Question

Two point charges repel each other with a force of $100\text{N}$. One of the charges is increased by $10\%$ and the other is reduced by $10\%$. The new force of repulsion at the same distance would be (in newtons)

Answer 1

Given that,
Repulsion between the charges, $F_e=100\text{N}$
Let the point charges be $q_1$ and $q_2$ and $r$ is distance between the charges.

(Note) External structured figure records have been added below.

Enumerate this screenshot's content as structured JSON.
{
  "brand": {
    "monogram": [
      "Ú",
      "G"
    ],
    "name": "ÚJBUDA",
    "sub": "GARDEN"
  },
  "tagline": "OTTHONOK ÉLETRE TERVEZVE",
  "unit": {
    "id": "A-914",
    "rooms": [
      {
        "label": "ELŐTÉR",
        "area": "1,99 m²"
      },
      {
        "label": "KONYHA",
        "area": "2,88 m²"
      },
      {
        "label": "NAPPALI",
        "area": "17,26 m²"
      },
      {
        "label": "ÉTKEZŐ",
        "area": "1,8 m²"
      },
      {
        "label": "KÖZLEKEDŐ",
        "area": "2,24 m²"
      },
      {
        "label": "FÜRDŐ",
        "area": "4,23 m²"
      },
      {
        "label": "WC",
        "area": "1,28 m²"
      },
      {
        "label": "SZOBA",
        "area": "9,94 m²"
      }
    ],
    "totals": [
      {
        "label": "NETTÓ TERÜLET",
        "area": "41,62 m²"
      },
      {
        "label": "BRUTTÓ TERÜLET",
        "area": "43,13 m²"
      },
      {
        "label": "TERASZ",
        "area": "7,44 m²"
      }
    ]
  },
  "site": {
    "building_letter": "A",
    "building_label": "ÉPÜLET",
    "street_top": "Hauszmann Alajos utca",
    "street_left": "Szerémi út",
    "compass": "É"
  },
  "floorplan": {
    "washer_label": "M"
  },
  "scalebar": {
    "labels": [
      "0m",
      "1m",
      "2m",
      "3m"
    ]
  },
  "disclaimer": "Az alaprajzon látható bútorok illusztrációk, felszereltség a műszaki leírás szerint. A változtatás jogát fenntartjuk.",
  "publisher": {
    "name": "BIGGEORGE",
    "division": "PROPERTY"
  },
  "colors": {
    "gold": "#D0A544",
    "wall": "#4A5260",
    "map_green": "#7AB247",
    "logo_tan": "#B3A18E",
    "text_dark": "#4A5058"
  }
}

The Coulombic force of repulsion is given by,
$F_e=\frac{k{q}_1{q}_2}{r^2}=100\text{N}\dots \dots \left(i\right)$
Case I: After one of the charge is increases by $10\%$,
$q_1^{\prime }=q_1+\frac{q_1\times 10}{100}=1.1q_1$

Case II: another charge is reduced by $10\%$,
$q_2^{\prime }=q_2-\frac{q_2\times 10}{100}=0.9q_2$
Thus, the new force of repulsion is,
$F_e^{{}^{\prime }}=\frac{k\left(1.1q_1\right)\left(0.9q_2\right)}{r^2}$
$\Rightarrow F_e^{{}^{\prime }}=\frac{k{q}_1{q}_2}{r^2}\times (1.1\times 0.9)$
Substituting from eq. (i),
$F_e^{{}^{\prime }}=100\times 1.1\times 0.9$
$\therefore F_e^{{}^{\prime }}=99\text{N}$

Accepted answers: $99,99.0,99.00$